Qu'est-ce que « Droit de préemption du locataire » ?

Le locataire bénéficie d'un droit de préemption dans deux situations distinctes. La première résulte du congé pour vendre délivré à l'échéance du bail : le congé vaut offre de vente, le locataire disposant de deux mois pour l'accepter, puis de deux mois pour signer — quatre s'il déclare recourir à un prêt. La seconde résulte de la loi du 31 décembre 1975 et de la loi Aurillac : en cas de première vente d'un logement consécutive à la division d'un immeuble par lots, ou de vente d'un immeuble entier de plus de cinq logements à un acquéreur envisageant la revente par lots, le locataire en place doit se voir offrir l'acquisition, indépendamment de l'échéance du bail. Le non-respect de ces procédures est sanctionné par la nullité de la vente.

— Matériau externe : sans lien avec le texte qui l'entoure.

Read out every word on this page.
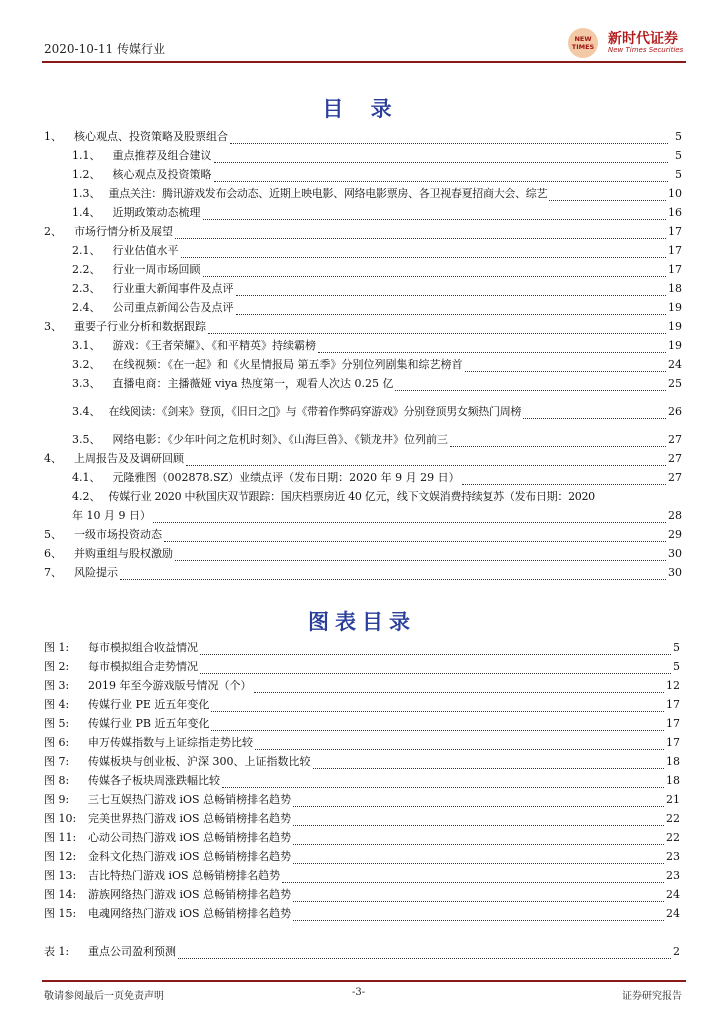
2020-10-11 传媒行业
NEW TIMES 新时代证券
New Times Securities
目 录
1、	核心观点、投资策略及股票组合	5
1.1、	重点推荐及组合建议	5
1.2、	核心观点及投资策略	5
1.3、 重点关注：腾讯游戏发布会动态、近期上映电影、网络电影票房、各卫视春夏招商大会、综艺	10
1.4、	近期政策动态梳理	16
2、	市场行情分析及展望	17
2.1、	行业估值水平	17
2.2、	行业一周市场回顾	17
2.3、	行业重大新闻事件及点评	18
2.4、	公司重点新闻公告及点评	19
3、	重要子行业分析和数据跟踪	19
3.1、	游戏：《王者荣耀》、《和平精英》持续霸榜	19
3.2、	在线视频：《在一起》和《火星情报局 第五季》分别位列剧集和综艺榜首	24
3.3、	直播电商：主播薇娅 viya 热度第一，观看人次达 0.25 亿	25
3.4、 在线阅读：《剑来》登顶，《旧日之𫎯》与《带着作弊码穿游戏》分别登顶男女频热门周榜	26
3.5、	网络电影：《少年叶问之危机时刻》、《山海巨兽》、《锁龙井》位列前三	27
4、	上周报告及及调研回顾	27
4.1、	元隆雅图（002878.SZ）业绩点评（发布日期：2020 年 9 月 29 日）	27
4.2、 传媒行业 2020 中秋国庆双节跟踪：国庆档票房近 40 亿元，线下文娱消费持续复苏（发布日期：2020
年 10 月 9 日）	28
5、	一级市场投资动态	29
6、	并购重组与股权激励	30
7、	风险提示	30
图表目录
图 1:	每市模拟组合收益情况	5
图 2:	每市模拟组合走势情况	5
图 3:	2019 年至今游戏版号情况（个）	12
图 4:	传媒行业 PE 近五年变化	17
图 5:	传媒行业 PB 近五年变化	17
图 6:	申万传媒指数与上证综指走势比较	17
图 7:	传媒板块与创业板、沪深 300、上证指数比较	18
图 8:	传媒各子板块周涨跌幅比较	18
图 9:	三七互娱热门游戏 iOS 总畅销榜排名趋势	21
图 10:	完美世界热门游戏 iOS 总畅销榜排名趋势	22
图 11:	心动公司热门游戏 iOS 总畅销榜排名趋势	22
图 12:	金科文化热门游戏 iOS 总畅销榜排名趋势	23
图 13:	吉比特热门游戏 iOS 总畅销榜排名趋势	23
图 14:	游族网络热门游戏 iOS 总畅销榜排名趋势	24
图 15:	电魂网络热门游戏 iOS 总畅销榜排名趋势	24
表 1:	重点公司盈利预测	2
敬请参阅最后一页免责声明	-3-	证券研究报告
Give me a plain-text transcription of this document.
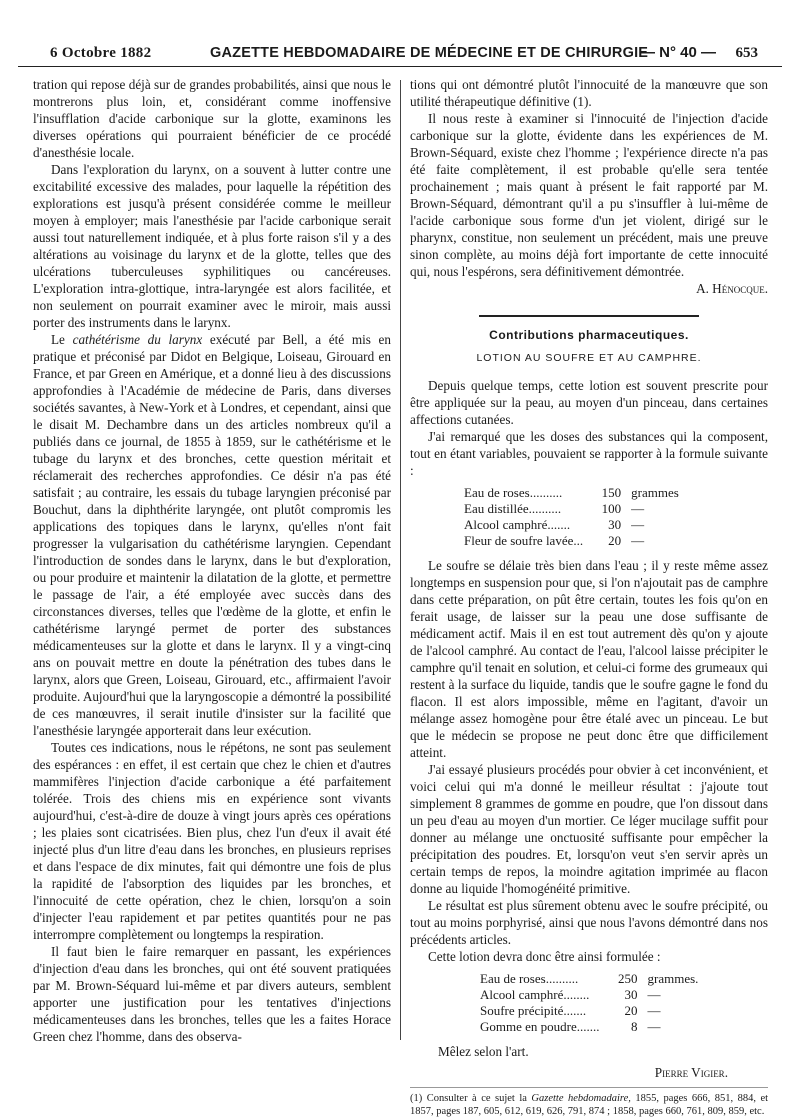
6 Octobre 1882	GAZETTE HEBDOMADAIRE DE MÉDECINE ET DE CHIRURGIE
— N° 40 — 653

tration qui repose déjà sur de grandes probabilités, ainsi que nous le montrerons plus loin, et, considérant comme inoffensive l'insufflation d'acide carbonique sur la glotte, examinons les diverses opérations qui pourraient bénéficier de ce procédé d'anesthésie locale.

Dans l'exploration du larynx, on a souvent à lutter contre une excitabilité excessive des malades, pour laquelle la répétition des explorations est jusqu'à présent considérée comme le meilleur moyen à employer; mais l'anesthésie par l'acide carbonique serait aussi tout naturellement indiquée, et à plus forte raison s'il y a des altérations au voisinage du larynx et de la glotte, telles que des ulcérations tuberculeuses syphilitiques ou cancéreuses. L'exploration intra-glottique, intra-laryngée est alors facilitée, et non seulement on pourrait examiner avec le miroir, mais aussi porter des instruments dans le larynx.

Le cathétérisme du larynx exécuté par Bell, a été mis en pratique et préconisé par Didot en Belgique, Loiseau, Girouard en France, et par Green en Amérique, et a donné lieu à des discussions approfondies à l'Académie de médecine de Paris, dans diverses sociétés savantes, à New-York et à Londres, et cependant, ainsi que le disait M. Dechambre dans un des articles nombreux qu'il a publiés dans ce journal, de 1855 à 1859, sur le cathétérisme et le tubage du larynx et des bronches, cette question méritait et réclamerait des recherches approfondies. Ce désir n'a pas été satisfait ; au contraire, les essais du tubage laryngien préconisé par Bouchut, dans la diphthérite laryngée, ont plutôt compromis les applications des topiques dans le larynx, qu'elles n'ont fait progresser la vulgarisation du cathétérisme laryngien. Cependant l'introduction de sondes dans le larynx, dans le but d'exploration, ou pour produire et maintenir la dilatation de la glotte, et permettre le passage de l'air, a été employée avec succès dans des circonstances diverses, telles que l'œdème de la glotte, et enfin le cathétérisme laryngé permet de porter des substances médicamenteuses sur la glotte et dans le larynx. Il y a vingt-cinq ans on pouvait mettre en doute la pénétration des tubes dans le larynx, alors que Green, Loiseau, Girouard, etc., affirmaient l'avoir produite. Aujourd'hui que la laryngoscopie a démontré la possibilité de ces manœuvres, il serait inutile d'insister sur la facilité que l'anesthésie laryngée apporterait dans leur exécution.

Toutes ces indications, nous le répétons, ne sont pas seulement des espérances : en effet, il est certain que chez le chien et d'autres mammifères l'injection d'acide carbonique a été parfaitement tolérée. Trois des chiens mis en expérience sont vivants aujourd'hui, c'est-à-dire de douze à vingt jours après ces opérations ; les plaies sont cicatrisées. Bien plus, chez l'un d'eux il avait été injecté plus d'un litre d'eau dans les bronches, en plusieurs reprises et dans l'espace de dix minutes, fait qui démontre une fois de plus la rapidité de l'absorption des liquides par les bronches, et l'innocuité de cette opération, chez le chien, lorsqu'on a soin d'injecter l'eau rapidement et par petites quantités pour ne pas interrompre complètement ou longtemps la respiration.

Il faut bien le faire remarquer en passant, les expériences d'injection d'eau dans les bronches, qui ont été souvent pratiquées par M. Brown-Séquard lui-même et par divers auteurs, semblent apporter une justification pour les tentatives d'injections médicamenteuses dans les bronches, telles que les a faites Horace Green chez l'homme, dans des observa-

tions qui ont démontré plutôt l'innocuité de la manœuvre que son utilité thérapeutique définitive (1).

Il nous reste à examiner si l'innocuité de l'injection d'acide carbonique sur la glotte, évidente dans les expériences de M. Brown-Séquard, existe chez l'homme ; l'expérience directe n'a pas été faite complètement, il est probable qu'elle sera tentée prochainement ; mais quant à présent le fait rapporté par M. Brown-Séquard, démontrant qu'il a pu s'insuffler à lui-même de l'acide carbonique sous forme d'un jet violent, dirigé sur le pharynx, constitue, non seulement un précédent, mais une preuve sinon complète, au moins déjà fort importante de cette innocuité qui, nous l'espérons, sera définitivement démontrée.

A. Hénocque.
Contributions pharmaceutiques.
LOTION AU SOUFRE ET AU CAMPHRE.

Depuis quelque temps, cette lotion est souvent prescrite pour être appliquée sur la peau, au moyen d'un pinceau, dans certaines affections cutanées.

J'ai remarqué que les doses des substances qui la composent, tout en étant variables, pouvaient se rapporter à la formule suivante :

Eau de roses..........	150	grammes
Eau distillée..........	100	—
Alcool camphré.......	30	—
Fleur de soufre lavée...	20	—

Le soufre se délaie très bien dans l'eau ; il y reste même assez longtemps en suspension pour que, si l'on n'ajoutait pas de camphre dans cette préparation, on pût être certain, toutes les fois qu'on en ferait usage, de laisser sur la peau une dose suffisante de médicament actif. Mais il en est tout autrement dès qu'on y ajoute de l'alcool camphré. Au contact de l'eau, l'alcool laisse précipiter le camphre qu'il tenait en solution, et celui-ci forme des grumeaux qui restent à la surface du liquide, tandis que le soufre gagne le fond du flacon. Il est alors impossible, même en l'agitant, d'avoir un mélange assez homogène pour être étalé avec un pinceau. Le but que le médecin se propose ne peut donc être que difficilement atteint.

J'ai essayé plusieurs procédés pour obvier à cet inconvénient, et voici celui qui m'a donné le meilleur résultat : j'ajoute tout simplement 8 grammes de gomme en poudre, que l'on dissout dans un peu d'eau au moyen d'un mortier. Ce léger mucilage suffit pour donner au mélange une onctuosité suffisante pour empêcher la précipitation des poudres. Et, lorsqu'on veut s'en servir après un certain temps de repos, la moindre agitation imprimée au flacon donne au liquide l'homogénéité primitive.

Le résultat est plus sûrement obtenu avec le soufre précipité, ou tout au moins porphyrisé, ainsi que nous l'avons démontré dans nos précédents articles.

Cette lotion devra donc être ainsi formulée :

Eau de roses..........	250	grammes.
Alcool camphré........	30	—
Soufre précipité.......	20	—
Gomme en poudre.......	8	—
Mêlez selon l'art.
Pierre Vigier.
(1) Consulter à ce sujet la Gazette hebdomadaire, 1855, pages 666, 851, 884, et 1857, pages 187, 605, 612, 619, 626, 791, 874 ; 1858, pages 660, 761, 809, 859, etc.
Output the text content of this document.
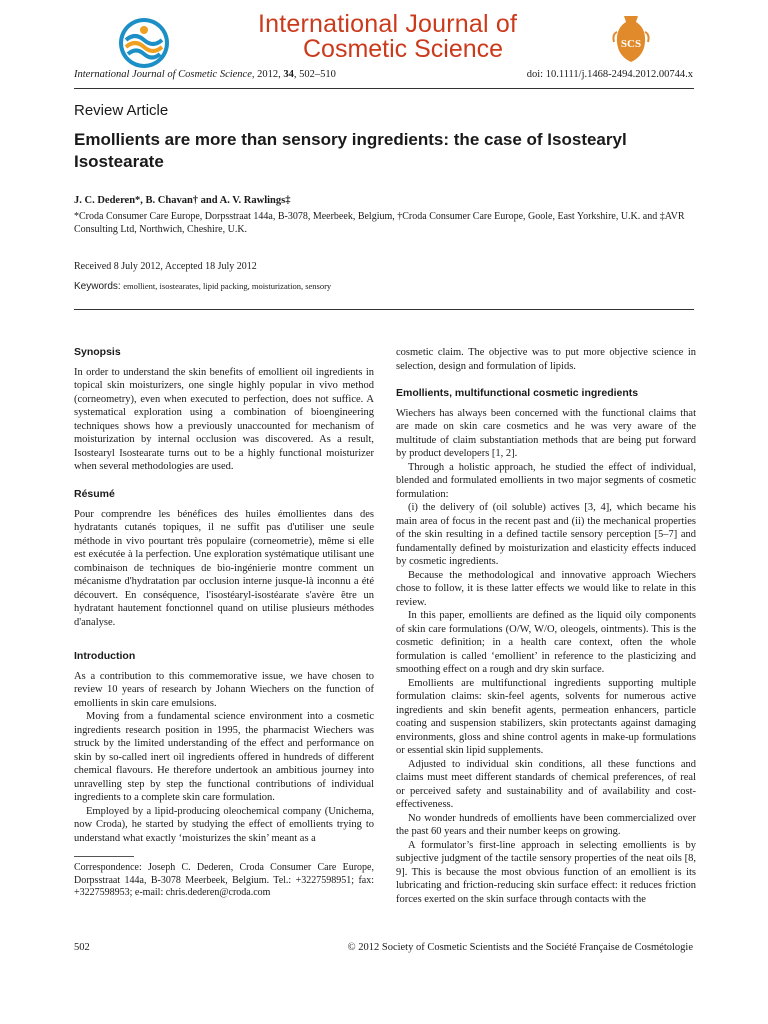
International Journal of
Cosmetic Science	SCS
International Journal of Cosmetic Science, 2012, 34, 502–510	doi: 10.1111/j.1468-2494.2012.00744.x
Review Article
Emollients are more than sensory ingredients: the case of Isostearyl Isostearate
J. C. Dederen*, B. Chavan† and A. V. Rawlings‡
*Croda Consumer Care Europe, Dorpsstraat 144a, B-3078, Meerbeek, Belgium, †Croda Consumer Care Europe, Goole, East Yorkshire, U.K. and ‡AVR Consulting Ltd, Northwich, Cheshire, U.K.
Received 8 July 2012, Accepted 18 July 2012
Keywords: emollient, isostearates, lipid packing, moisturization, sensory
Synopsis

In order to understand the skin benefits of emollient oil ingredients in topical skin moisturizers, one single highly popular in vivo method (corneometry), even when executed to perfection, does not suffice. A systematical exploration using a combination of bioengineering techniques shows how a previously unaccounted for mechanism of moisturization by internal occlusion was discovered. As a result, Isostearyl Isostearate turns out to be a highly functional moisturizer when several methodologies are used.

Résumé

Pour comprendre les bénéfices des huiles émollientes dans des hydratants cutanés topiques, il ne suffit pas d'utiliser une seule méthode in vivo pourtant très populaire (corneometrie), même si elle est exécutée à la perfection. Une exploration systématique utilisant une combinaison de techniques de bio-ingénierie montre comment un mécanisme d'hydratation par occlusion interne jusque-là inconnu a été découvert. En conséquence, l'isostéaryl-isostéarate s'avère être un hydratant hautement fonctionnel quand on utilise plusieurs méthodes d'analyse.

Introduction

As a contribution to this commemorative issue, we have chosen to review 10 years of research by Johann Wiechers on the function of emollients in skin care emulsions.

Moving from a fundamental science environment into a cosmetic ingredients research position in 1995, the pharmacist Wiechers was struck by the limited understanding of the effect and performance on skin by so-called inert oil ingredients offered in hundreds of different chemical flavours. He therefore undertook an ambitious journey into unravelling step by step the functional contributions of individual ingredients to a complete skin care formulation.

Employed by a lipid-producing oleochemical company (Unichema, now Croda), he started by studying the effect of emollients trying to understand what exactly ‘moisturizes the skin’ meant as a

Correspondence: Joseph C. Dederen, Croda Consumer Care Europe, Dorpsstraat 144a, B-3078 Meerbeek, Belgium. Tel.: +3227598951; fax: +3227598953; e-mail: chris.dederen@croda.com

cosmetic claim. The objective was to put more objective science in selection, design and formulation of lipids.

Emollients, multifunctional cosmetic ingredients

Wiechers has always been concerned with the functional claims that are made on skin care cosmetics and he was very aware of the multitude of claim substantiation methods that are being put forward by product developers [1, 2].

Through a holistic approach, he studied the effect of individual, blended and formulated emollients in two major segments of cosmetic formulation:

(i) the delivery of (oil soluble) actives [3, 4], which became his main area of focus in the recent past and (ii) the mechanical properties of the skin resulting in a defined tactile sensory perception [5–7] and fundamentally defined by moisturization and elasticity effects induced by cosmetic ingredients.

Because the methodological and innovative approach Wiechers chose to follow, it is these latter effects we would like to relate in this review.

In this paper, emollients are defined as the liquid oily components of skin care formulations (O/W, W/O, oleogels, ointments). This is the cosmetic definition; in a health care context, often the whole formulation is called ‘emollient’ in reference to the plasticizing and smoothing effect on a rough and dry skin surface.

Emollients are multifunctional ingredients supporting multiple formulation claims: skin-feel agents, solvents for numerous active ingredients and skin benefit agents, permeation enhancers, particle coating and suspension stabilizers, skin protectants against damaging environments, gloss and shine control agents in make-up formulations or essential skin lipid supplements.

Adjusted to individual skin conditions, all these functions and claims must meet different standards of chemical preferences, of real or perceived safety and sustainability and of availability and cost-effectiveness.

No wonder hundreds of emollients have been commercialized over the past 60 years and their number keeps on growing.

A formulator’s first-line approach in selecting emollients is by subjective judgment of the tactile sensory properties of the neat oils [8, 9]. This is because the most obvious function of an emollient is its lubricating and friction-reducing skin surface effect: it reduces friction forces exerted on the skin surface through contacts with the

502	© 2012 Society of Cosmetic Scientists and the Société Française de Cosmétologie
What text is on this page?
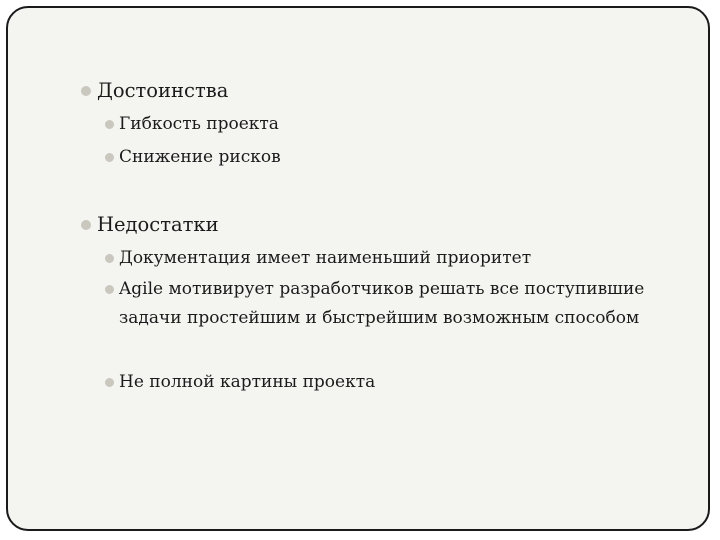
Достоинства
Гибкость проекта
Снижение рисков
Недостатки
Документация имеет наименьший приоритет
Agile мотивирует разработчиков решать все поступившие задачи простейшим и быстрейшим возможным способом
Не полной картины проекта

Comprendre Droit de préemption du locataire

Ce droit a une conséquence pratique sous-estimée dans la négociation : toute baisse de prix consentie après le congé rouvre le délai du locataire, ce qui peut retarder la vente de plusieurs mois au moment précis où le vendeur cherche à conclure. La stratégie de commercialisation en tient compte — fixer le prix du congé au niveau réellement attendu plutôt qu'au niveau espéré évite d'avoir à repasser par la case préemption. Pour l'acquéreur, la vérification de la purge du droit est une condition de validité de son acquisition : une vente conclue sans respecter la procédure est annulable, et c'est le notaire qui en répond.

Formule

Congé pour vendre : 2 mois pour accepter + 2 mois pour signer (4 avec prêt) · Vente à la découpe : offre préalable obligatoireSi le bien est ensuite vendu à un prix inférieur, une NOUVELLE offre doit être faite au locataire : le notaire y veille, mais le vendeur doit l'anticiper dans sa négociation.

Exemple chiffré

Un bailleur donne congé pour vendre à 340 000 €, le locataire renonce. Faute d'acquéreur, le bien est finalement négocié à 315 000 € : une seconde offre à ce prix doit être notifiée au locataire, qui dispose d'un nouveau délai. La baisse de prix rouvre donc son droit.

Pourquoi c'est important

Parce qu'une vente conclue sans respecter cette procédure est nulle, et parce que toute baisse de prix ultérieure fait repartir les délais. C'est une contrainte de calendrier autant qu'une contrainte juridique.

Expliqué simplement

En clair

Si le propriétaire veut vendre le logement, il doit d'abord le proposer à son locataire, qui a la priorité pour l'acheter. S'il baisse le prix plus tard, il doit le lui proposer à nouveau.